Dalam pengembangan perkara, KPK juga mengungkap dugaan pemotongan sisa hasil usaha (SHU) milik anggota KUD. Pelaksana Tugas Direktur Penyidikan KPK Achmad Taufik Husein menyebut sebagian hak para petani diduga dipotong untuk membiayai pengurusan pelepasan kawasan HPT.

“SHU para petani diduga dipotong hingga setengahnya untuk kepentingan pengurusan pelepasan kawasan hutan. Penghasilan petani yang hanya ratusan ribu rupiah per bulan diduga ikut menjadi sumber dana tersebut,” kata Taufik.

Penyidik kini menelusuri dugaan aliran dana itu karena pemerintah daerah memiliki kewenangan memberikan rekomendasi teknis, sementara keputusan pelepasan kawasan hutan berada di tangan Kementerian Kehutanan.

Sementara itu, Menteri Kehutanan Raja Juli Antoni mengakui Suhardiman pernah meninggalkan sebuah amplop di kantornya usai audiensi pada 2 Juni 2026. Namun, ia menegaskan amplop tersebut telah dikembalikan pada 12 Juni 2026 dan tidak pernah memengaruhi penerbitan izin pelepasan kawasan HPT.

Raja Juli juga telah melaporkan penolakan gratifikasi tersebut kepada KPK sebagai bentuk kepatuhan terhadap ketentuan antikorupsi.

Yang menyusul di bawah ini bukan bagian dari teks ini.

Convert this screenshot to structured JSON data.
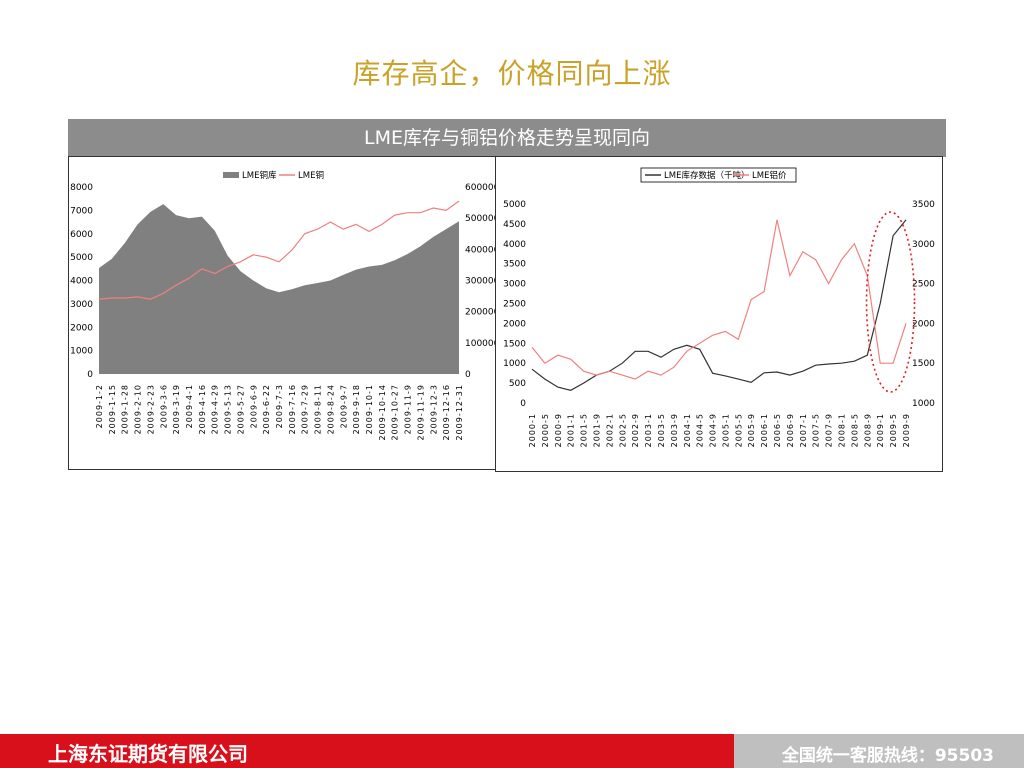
{
  "slide": {
    "title": "库存高企，价格同向上涨",
    "banner": "LME库存与铜铝价格走势呈现同向"
  },
  "footer": {
    "company": "上海东证期货有限公司",
    "hotline": "全国统一客服热线：95503"
  },
  "colors": {
    "title": "#c9a227",
    "banner": "#8c8c8c",
    "area": "#808080",
    "price_line": "#f08080",
    "stock_line": "#333333",
    "highlight": "#e02020",
    "footer_red": "#d8101c",
    "footer_gray": "#bfbfbf"
  },
  "chart_data": [
    {
      "type": "area",
      "legend": [
        "LME铜库",
        "LME铜"
      ],
      "legend_position": "top-center",
      "y_left_ticks": [
        "0",
        "1000",
        "2000",
        "3000",
        "4000",
        "5000",
        "6000",
        "7000",
        "8000"
      ],
      "y_right_ticks": [
        "0",
        "100000",
        "200000",
        "300000",
        "400000",
        "500000",
        "600000"
      ],
      "ylim_left": [
        0,
        8000
      ],
      "ylim_right": [
        0,
        600000
      ],
      "x_ticks": [
        "2009-1-2",
        "2009-1-15",
        "2009-1-28",
        "2009-2-10",
        "2009-2-23",
        "2009-3-6",
        "2009-3-19",
        "2009-4-1",
        "2009-4-16",
        "2009-4-29",
        "2009-5-13",
        "2009-5-27",
        "2009-6-9",
        "2009-6-22",
        "2009-7-3",
        "2009-7-16",
        "2009-7-29",
        "2009-8-11",
        "2009-8-24",
        "2009-9-7",
        "2009-9-18",
        "2009-10-1",
        "2009-10-14",
        "2009-10-27",
        "2009-11-9",
        "2009-11-19",
        "2009-12-3",
        "2009-12-16",
        "2009-12-31"
      ],
      "series": [
        {
          "name": "LME铜库",
          "axis": "right",
          "values": [
            340000,
            370000,
            420000,
            480000,
            520000,
            545000,
            510000,
            500000,
            505000,
            460000,
            380000,
            330000,
            300000,
            275000,
            262000,
            272000,
            285000,
            292000,
            300000,
            318000,
            335000,
            345000,
            350000,
            365000,
            385000,
            410000,
            440000,
            465000,
            490000
          ]
        },
        {
          "name": "LME铜",
          "axis": "left",
          "values": [
            3200,
            3250,
            3250,
            3300,
            3200,
            3450,
            3800,
            4100,
            4500,
            4300,
            4600,
            4800,
            5100,
            5000,
            4800,
            5300,
            6000,
            6200,
            6500,
            6200,
            6400,
            6100,
            6400,
            6800,
            6900,
            6900,
            7100,
            7000,
            7400
          ]
        }
      ]
    },
    {
      "type": "line",
      "legend": [
        "LME库存数据（千吨）",
        "LME铝价"
      ],
      "legend_position": "top-center",
      "y_left_ticks": [
        "0",
        "500",
        "1000",
        "1500",
        "2000",
        "2500",
        "3000",
        "3500",
        "4000",
        "4500",
        "5000"
      ],
      "y_right_ticks": [
        "1000",
        "1500",
        "2000",
        "2500",
        "3000",
        "3500"
      ],
      "ylim_left": [
        0,
        5000
      ],
      "ylim_right": [
        1000,
        3500
      ],
      "x_ticks": [
        "2000-1",
        "2000-5",
        "2000-9",
        "2001-1",
        "2001-5",
        "2001-9",
        "2002-1",
        "2002-5",
        "2002-9",
        "2003-1",
        "2003-5",
        "2003-9",
        "2004-1",
        "2004-5",
        "2004-9",
        "2005-1",
        "2005-5",
        "2005-9",
        "2006-1",
        "2006-5",
        "2006-9",
        "2007-1",
        "2007-5",
        "2007-9",
        "2008-1",
        "2008-5",
        "2008-9",
        "2009-1",
        "2009-5",
        "2009-9"
      ],
      "series": [
        {
          "name": "LME库存数据（千吨）",
          "axis": "left",
          "values": [
            850,
            600,
            400,
            320,
            500,
            700,
            800,
            1000,
            1300,
            1300,
            1150,
            1350,
            1450,
            1350,
            750,
            680,
            600,
            520,
            760,
            780,
            700,
            800,
            950,
            980,
            1000,
            1050,
            1200,
            2500,
            4200,
            4600
          ]
        },
        {
          "name": "LME铝价",
          "axis": "right",
          "values": [
            1700,
            1500,
            1600,
            1550,
            1400,
            1350,
            1400,
            1350,
            1300,
            1400,
            1350,
            1450,
            1650,
            1750,
            1850,
            1900,
            1800,
            2300,
            2400,
            3300,
            2600,
            2900,
            2800,
            2500,
            2800,
            3000,
            2600,
            1500,
            1500,
            2000
          ]
        }
      ],
      "annotation": "dashed ellipse highlighting 2009"
    }
  ]
}
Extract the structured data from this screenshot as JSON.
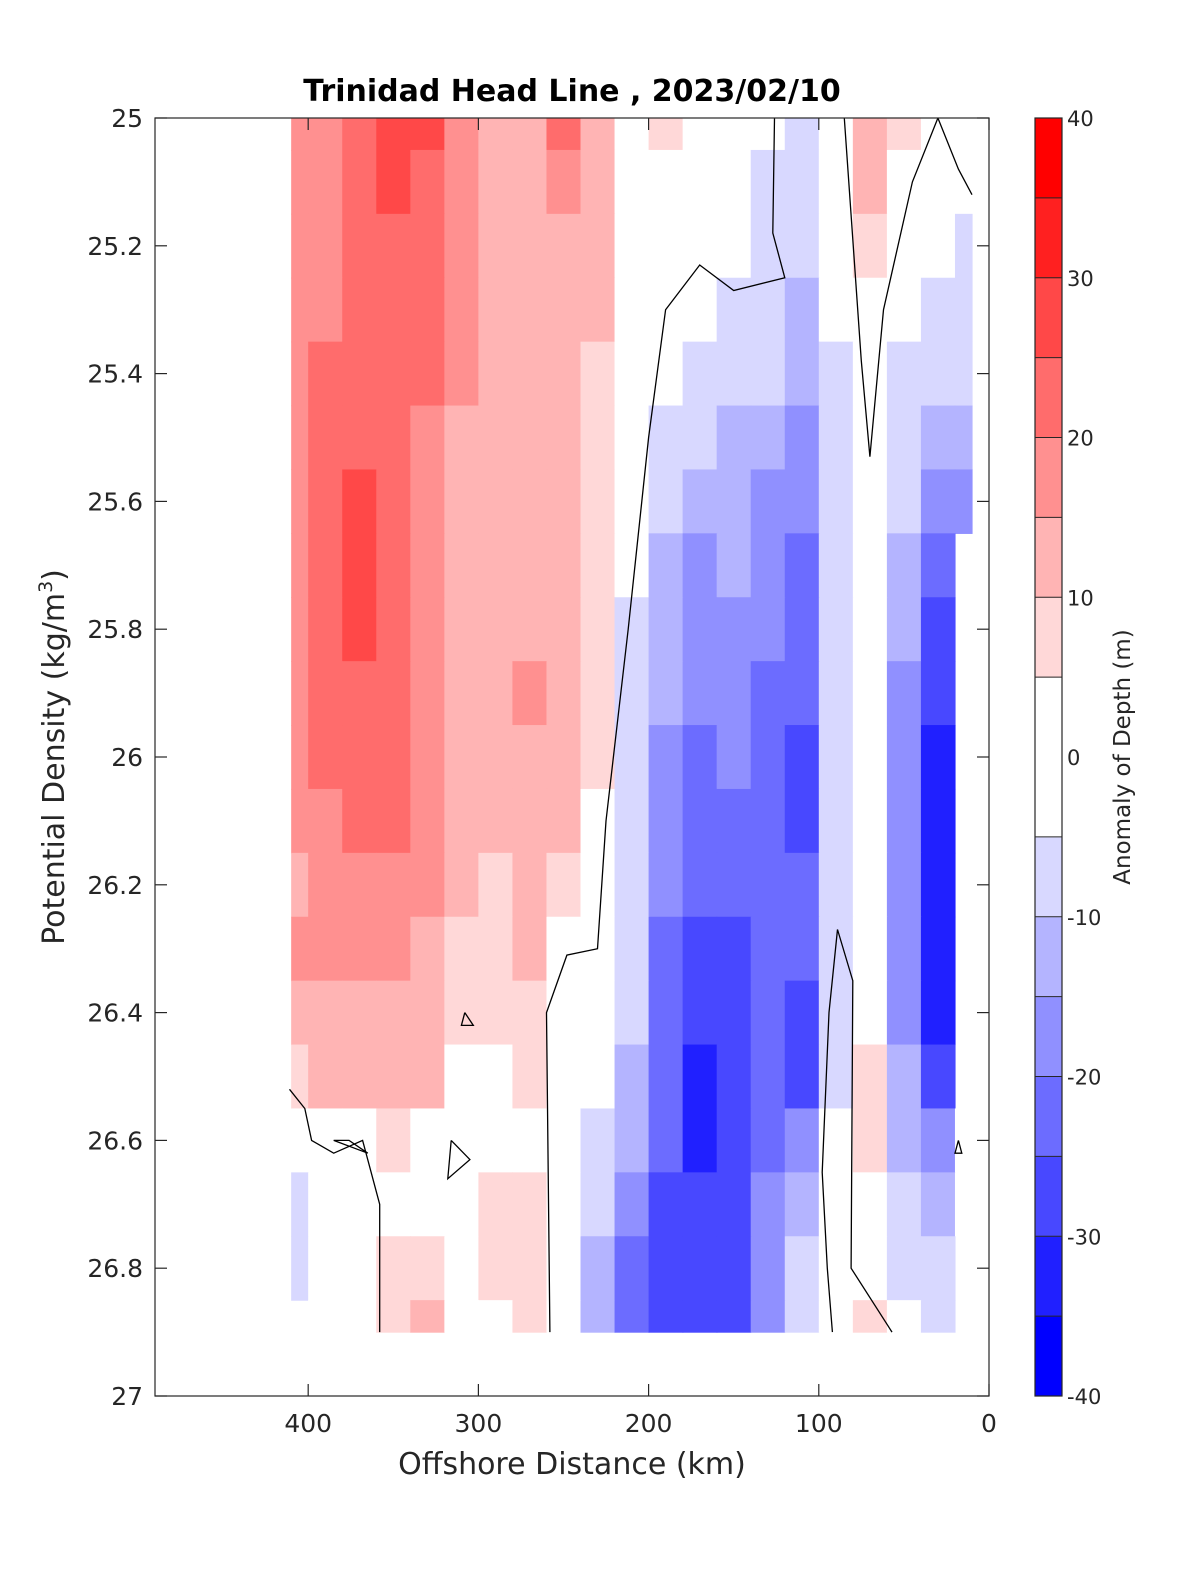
{
  "chart_data": {
    "type": "heatmap",
    "title": "Trinidad Head Line , 2023/02/10",
    "xlabel": "Offshore Distance (km)",
    "ylabel_base": "Potential Density (kg/m",
    "ylabel_sup": "3",
    "ylabel_end": ")",
    "colorbar_label": "Anomaly of Depth (m)",
    "x_range": [
      490,
      0
    ],
    "x_reversed": true,
    "y_range": [
      25,
      27
    ],
    "y_reversed": true,
    "x_ticks": [
      400,
      300,
      200,
      100,
      0
    ],
    "y_ticks": [
      25,
      25.2,
      25.4,
      25.6,
      25.8,
      26,
      26.2,
      26.4,
      26.6,
      26.8,
      27
    ],
    "colorbar_ticks": [
      40,
      30,
      20,
      10,
      0,
      -10,
      -20,
      -30,
      -40
    ],
    "colorbar_levels": [
      -40,
      -35,
      -30,
      -25,
      -20,
      -15,
      -10,
      -5,
      5,
      10,
      15,
      20,
      25,
      30,
      35,
      40
    ],
    "colorbar_colors": [
      "#0000ff",
      "#2020ff",
      "#4848ff",
      "#6c6cff",
      "#9090ff",
      "#b4b4ff",
      "#d8d8ff",
      "#ffffff",
      "#ffd8d8",
      "#ffb4b4",
      "#ff9090",
      "#ff6c6c",
      "#ff4848",
      "#ff2020",
      "#ff0000"
    ],
    "grid": false,
    "data_extent": {
      "x": [
        410,
        10
      ],
      "y": [
        25,
        26.9
      ]
    },
    "x": [
      410,
      390,
      370,
      350,
      330,
      310,
      290,
      270,
      250,
      230,
      210,
      190,
      170,
      150,
      130,
      110,
      90,
      70,
      50,
      30,
      10
    ],
    "y": [
      25.0,
      25.1,
      25.2,
      25.3,
      25.4,
      25.5,
      25.6,
      25.7,
      25.8,
      25.9,
      26.0,
      26.1,
      26.2,
      26.3,
      26.4,
      26.5,
      26.6,
      26.7,
      26.8,
      26.9
    ],
    "z": [
      [
        16,
        18,
        22,
        28,
        26,
        18,
        12,
        14,
        20,
        14,
        4,
        6,
        4,
        2,
        -5,
        -8,
        -2,
        14,
        6,
        2,
        null
      ],
      [
        16,
        18,
        22,
        26,
        24,
        18,
        12,
        14,
        18,
        14,
        4,
        4,
        4,
        -2,
        -6,
        -8,
        -2,
        12,
        4,
        -2,
        null
      ],
      [
        16,
        18,
        22,
        24,
        22,
        16,
        12,
        12,
        14,
        10,
        4,
        2,
        -2,
        -4,
        -6,
        -10,
        -2,
        8,
        2,
        -4,
        -6
      ],
      [
        16,
        18,
        20,
        22,
        20,
        16,
        12,
        14,
        12,
        10,
        4,
        -2,
        -4,
        -6,
        -8,
        -12,
        -4,
        4,
        -2,
        -6,
        -8
      ],
      [
        16,
        20,
        22,
        22,
        20,
        16,
        12,
        12,
        12,
        8,
        2,
        -4,
        -8,
        -10,
        -10,
        -14,
        -6,
        2,
        -6,
        -10,
        -10
      ],
      [
        16,
        22,
        24,
        22,
        18,
        14,
        12,
        12,
        12,
        8,
        -2,
        -6,
        -10,
        -12,
        -14,
        -16,
        -6,
        2,
        -8,
        -14,
        -12
      ],
      [
        16,
        22,
        26,
        22,
        18,
        12,
        10,
        12,
        12,
        6,
        -4,
        -10,
        -14,
        -12,
        -16,
        -20,
        -6,
        2,
        -10,
        -18,
        -16
      ],
      [
        16,
        22,
        26,
        22,
        18,
        12,
        10,
        12,
        12,
        6,
        -4,
        -12,
        -16,
        -14,
        -18,
        -22,
        -6,
        2,
        -12,
        -24,
        null
      ],
      [
        16,
        22,
        26,
        22,
        18,
        14,
        12,
        14,
        12,
        6,
        -6,
        -12,
        -18,
        -16,
        -20,
        -24,
        -6,
        2,
        -14,
        -28,
        null
      ],
      [
        16,
        22,
        24,
        22,
        18,
        14,
        12,
        16,
        12,
        6,
        -6,
        -14,
        -20,
        -18,
        -22,
        -24,
        -6,
        2,
        -16,
        -30,
        null
      ],
      [
        16,
        20,
        22,
        22,
        18,
        14,
        12,
        14,
        12,
        6,
        -6,
        -16,
        -22,
        -20,
        -24,
        -26,
        -6,
        2,
        -18,
        -34,
        null
      ],
      [
        16,
        18,
        20,
        20,
        18,
        14,
        12,
        12,
        10,
        2,
        -8,
        -18,
        -22,
        -22,
        -22,
        -26,
        -6,
        2,
        -18,
        -34,
        null
      ],
      [
        14,
        16,
        18,
        18,
        16,
        10,
        8,
        10,
        6,
        0,
        -8,
        -20,
        -24,
        -22,
        -22,
        -24,
        -6,
        2,
        -18,
        -34,
        null
      ],
      [
        16,
        18,
        16,
        16,
        14,
        8,
        8,
        10,
        4,
        -2,
        -8,
        -22,
        -26,
        -26,
        -22,
        -24,
        -6,
        -2,
        -18,
        -34,
        null
      ],
      [
        12,
        14,
        14,
        14,
        12,
        6,
        6,
        8,
        2,
        -2,
        -10,
        -24,
        -30,
        -30,
        -24,
        -26,
        -6,
        4,
        -16,
        -34,
        null
      ],
      [
        8,
        12,
        12,
        12,
        10,
        4,
        4,
        6,
        0,
        -4,
        -12,
        -24,
        -32,
        -30,
        -24,
        -26,
        -6,
        6,
        -14,
        -30,
        null
      ],
      [
        0,
        0,
        4,
        6,
        0,
        2,
        4,
        4,
        0,
        -6,
        -14,
        -24,
        -32,
        -28,
        -22,
        -18,
        -4,
        6,
        -12,
        -20,
        -2
      ],
      [
        -6,
        0,
        0,
        4,
        2,
        2,
        6,
        6,
        0,
        -8,
        -18,
        -26,
        -28,
        -26,
        -20,
        -12,
        0,
        2,
        -8,
        -14,
        -2
      ],
      [
        -6,
        0,
        0,
        8,
        8,
        4,
        6,
        8,
        0,
        -12,
        -22,
        -28,
        -30,
        -26,
        -18,
        -8,
        0,
        -2,
        -6,
        -10,
        null
      ],
      [
        null,
        0,
        0,
        8,
        10,
        2,
        4,
        8,
        0,
        -14,
        -24,
        -30,
        -30,
        -28,
        -16,
        -6,
        2,
        6,
        -4,
        -8,
        null
      ]
    ],
    "zero_contour": [
      [
        [
          85,
          25.0
        ],
        [
          75,
          25.38
        ],
        [
          70,
          25.53
        ],
        [
          62,
          25.3
        ],
        [
          45,
          25.1
        ],
        [
          30,
          25.0
        ],
        [
          18,
          25.08
        ],
        [
          10,
          25.12
        ]
      ],
      [
        [
          126,
          25.0
        ],
        [
          127,
          25.18
        ],
        [
          120,
          25.25
        ],
        [
          150,
          25.27
        ],
        [
          170,
          25.23
        ],
        [
          190,
          25.3
        ],
        [
          200,
          25.5
        ],
        [
          212,
          25.8
        ],
        [
          225,
          26.1
        ],
        [
          230,
          26.3
        ],
        [
          248,
          26.31
        ],
        [
          260,
          26.4
        ],
        [
          258,
          26.9
        ]
      ],
      [
        [
          92,
          26.9
        ],
        [
          95,
          26.8
        ],
        [
          98,
          26.65
        ],
        [
          94,
          26.4
        ],
        [
          89,
          26.27
        ],
        [
          80,
          26.35
        ],
        [
          81,
          26.8
        ],
        [
          57,
          26.9
        ]
      ],
      [
        [
          411,
          26.52
        ],
        [
          402,
          26.55
        ],
        [
          398,
          26.6
        ],
        [
          385,
          26.62
        ],
        [
          368,
          26.6
        ],
        [
          358,
          26.7
        ],
        [
          358,
          26.9
        ]
      ],
      [
        [
          316,
          26.6
        ],
        [
          305,
          26.63
        ],
        [
          318,
          26.66
        ],
        [
          316,
          26.6
        ]
      ],
      [
        [
          365,
          26.62
        ],
        [
          376,
          26.6
        ],
        [
          385,
          26.6
        ],
        [
          365,
          26.62
        ]
      ],
      [
        [
          308,
          26.4
        ],
        [
          303,
          26.42
        ],
        [
          310,
          26.42
        ],
        [
          308,
          26.4
        ]
      ],
      [
        [
          18,
          26.6
        ],
        [
          20,
          26.62
        ],
        [
          16,
          26.62
        ],
        [
          18,
          26.6
        ]
      ]
    ]
  }
}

Kasus ini merupakan pengembangan dari dugaan suap jual beli jabatan di lingkungan Pemerintah Kabupaten Kuantan Singingi. KPK menetapkan Suhardiman sebagai tersangka karena diduga meminta sebuah mobil Toyota Land Cruiser GR Sport senilai sekitar Rp2 miliar sebagai syarat penetapan Zulkarnain sebagai Sekretaris Daerah Kuansing.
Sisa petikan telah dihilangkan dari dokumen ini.